Total exposure duration:

7 d

Test conditions

Hardness:

Not Applicable

Test temperature:

24 degrees centigrade +/- 2 degrees

pH:

At the start of the test the pH ranged from 6.7 to 6.8 and at the end of the test the range was from 7.0 to 7.6.

A general increase in pH between media renewal periods was observed. This effect was considered to be due to bicarbonate in the culture medium being used as a source of CO2 for respiration, which results in an increase in the pH of the culture.

Dissolved oxygen:

Not Applicable

Salinity:

Not Applicable

Nominal and measured concentrations:

Analysis of the freshly prepared test concentrations on Day 0 and the old or expired test concentrations on Days 2, 5 and 7 showed measured test concentrations to be near nominal and hence the results are based on nominal test concentrations only.

Details on test conditions:

Three flasks each containing 250 ml of solution were prepared for the control and each treatment group. The control group was maintained under identical conditions but not exposed to the test material. Each control and test flask was inoculated with 3 colonies of Lemna minor (total 9 fronds). The flasks were then incubated at 24 ± 2°C under constant illumination (intensity approximately 7000 lux) for 7 days. As the test material forms coloured test solutions, the test was conducted on a black, non-reflecting surface. On days 2 and 5 the test solutions were renewed. The number of fronds present in each test and control culture was recorded on days 0, 2, 5 and 7 along with observations on frond size, appearance, root length and number of colonies present.

Reference substance (positive control):

yes

Remarks:

Run as a separate study every six months to confirm test system responds as expected. For FSM-003B the positive control substance was 3,5-dichlorophenol and the test was conducted under the study number 39/768.

Results and discussion

Effect concentrationsopen allclose all

Results with reference substance (positive control):

The positive control reponded as expected demonstrating that the test system was responding normally.

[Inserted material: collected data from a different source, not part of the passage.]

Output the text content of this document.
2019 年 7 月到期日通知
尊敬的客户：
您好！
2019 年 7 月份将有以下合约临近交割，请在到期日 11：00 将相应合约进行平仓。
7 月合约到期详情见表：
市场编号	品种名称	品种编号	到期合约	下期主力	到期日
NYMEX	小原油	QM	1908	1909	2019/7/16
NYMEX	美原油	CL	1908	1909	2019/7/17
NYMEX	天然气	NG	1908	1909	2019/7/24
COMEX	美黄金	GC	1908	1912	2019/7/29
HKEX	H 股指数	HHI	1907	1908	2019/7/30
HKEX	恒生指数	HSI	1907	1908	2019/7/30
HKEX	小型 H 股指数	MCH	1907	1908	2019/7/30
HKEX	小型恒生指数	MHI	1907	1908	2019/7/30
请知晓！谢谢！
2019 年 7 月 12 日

Reported statistics and error estimates:

Statistical analysis of the average specific growth rate data was carried out for the control and all test concentrations using one way analysis of variance incorporating Bartlett's test for homogeneity of variance (Sokal and Rohlf 1981) and Dunnett's multiple comparison procedure for comparing several treatments with a control (Dunnett 1955). There were no statistically significant differences between the control, 1.0 and 3.2 mg/l test concentrations (P~0.05), however all other test concentrations were significantly different (P<0.05) and, therefore the "No Observed Effect Concentration" (NOEC) in terms of inhibition of average specific growth rates calculated from dry weight was 3.2 mg/l.

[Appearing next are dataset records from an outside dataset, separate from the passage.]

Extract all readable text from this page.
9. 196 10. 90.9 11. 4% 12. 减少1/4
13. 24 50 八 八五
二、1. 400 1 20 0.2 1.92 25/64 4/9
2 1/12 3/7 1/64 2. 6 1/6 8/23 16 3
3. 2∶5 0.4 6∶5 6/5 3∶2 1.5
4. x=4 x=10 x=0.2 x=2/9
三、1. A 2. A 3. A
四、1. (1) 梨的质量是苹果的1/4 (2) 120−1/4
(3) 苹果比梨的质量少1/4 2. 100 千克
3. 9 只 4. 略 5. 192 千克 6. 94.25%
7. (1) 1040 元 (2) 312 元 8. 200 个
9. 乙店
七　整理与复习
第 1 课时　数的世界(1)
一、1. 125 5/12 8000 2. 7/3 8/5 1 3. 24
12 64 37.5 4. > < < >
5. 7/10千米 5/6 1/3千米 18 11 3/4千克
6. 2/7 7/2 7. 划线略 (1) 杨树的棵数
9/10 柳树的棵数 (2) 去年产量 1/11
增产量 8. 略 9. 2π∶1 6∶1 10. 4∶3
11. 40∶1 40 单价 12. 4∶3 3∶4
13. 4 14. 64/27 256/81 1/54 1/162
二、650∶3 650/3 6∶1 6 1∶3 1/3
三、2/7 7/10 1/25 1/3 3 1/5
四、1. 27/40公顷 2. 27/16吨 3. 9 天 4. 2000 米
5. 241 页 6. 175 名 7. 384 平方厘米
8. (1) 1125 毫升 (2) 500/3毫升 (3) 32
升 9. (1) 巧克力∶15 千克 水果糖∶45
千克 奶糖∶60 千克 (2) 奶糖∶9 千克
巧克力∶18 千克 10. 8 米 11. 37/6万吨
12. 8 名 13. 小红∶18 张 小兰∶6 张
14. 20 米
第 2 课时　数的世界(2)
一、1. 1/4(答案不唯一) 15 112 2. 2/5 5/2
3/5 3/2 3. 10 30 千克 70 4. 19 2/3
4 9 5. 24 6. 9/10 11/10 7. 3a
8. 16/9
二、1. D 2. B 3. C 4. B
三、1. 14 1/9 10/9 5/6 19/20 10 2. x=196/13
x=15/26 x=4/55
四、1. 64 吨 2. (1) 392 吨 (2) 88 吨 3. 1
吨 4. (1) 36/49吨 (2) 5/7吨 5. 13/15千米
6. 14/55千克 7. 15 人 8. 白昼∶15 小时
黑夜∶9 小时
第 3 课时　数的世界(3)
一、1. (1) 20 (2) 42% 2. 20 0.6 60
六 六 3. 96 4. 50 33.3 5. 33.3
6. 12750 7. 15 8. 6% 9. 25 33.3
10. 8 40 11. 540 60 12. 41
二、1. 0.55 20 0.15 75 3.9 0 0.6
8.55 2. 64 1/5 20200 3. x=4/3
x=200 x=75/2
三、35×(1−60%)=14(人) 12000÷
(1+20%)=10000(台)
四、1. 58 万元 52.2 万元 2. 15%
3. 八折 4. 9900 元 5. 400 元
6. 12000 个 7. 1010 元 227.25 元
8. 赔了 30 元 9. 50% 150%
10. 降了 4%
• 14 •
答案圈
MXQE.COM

Applicant's summary and conclusion

Validity criteria fulfilled:

yes

Conclusions:

The average specific growth rate EC50 for frond number, dry weight was > 100 mg/l and on this basis the test substance is considered to be non-toxic to duckweed (Lemna minor sp.)

Executive summary:

Introduction

The study was performed to assess the effect of the test substance on the growth of the freshwater plant Lemna minor. The method was designed to be compatibile with the following guideline:

Draft OECD Guideline 'Lemna Growth Inhibition Test' (April 2004)

Results & Conclusion

The 7 day average specific growth rate ErC50 based on the frond number was >100mg ai/l and based on the dry weight was >100 mg ai/l. The 7 day yield ErC50 based on the frond number was >100mg ai/l and based on the dry weight was 59 mg ai/l. Therefore it is concluded that the test substance is non-toxic to duckweed (Lemna minor sp.).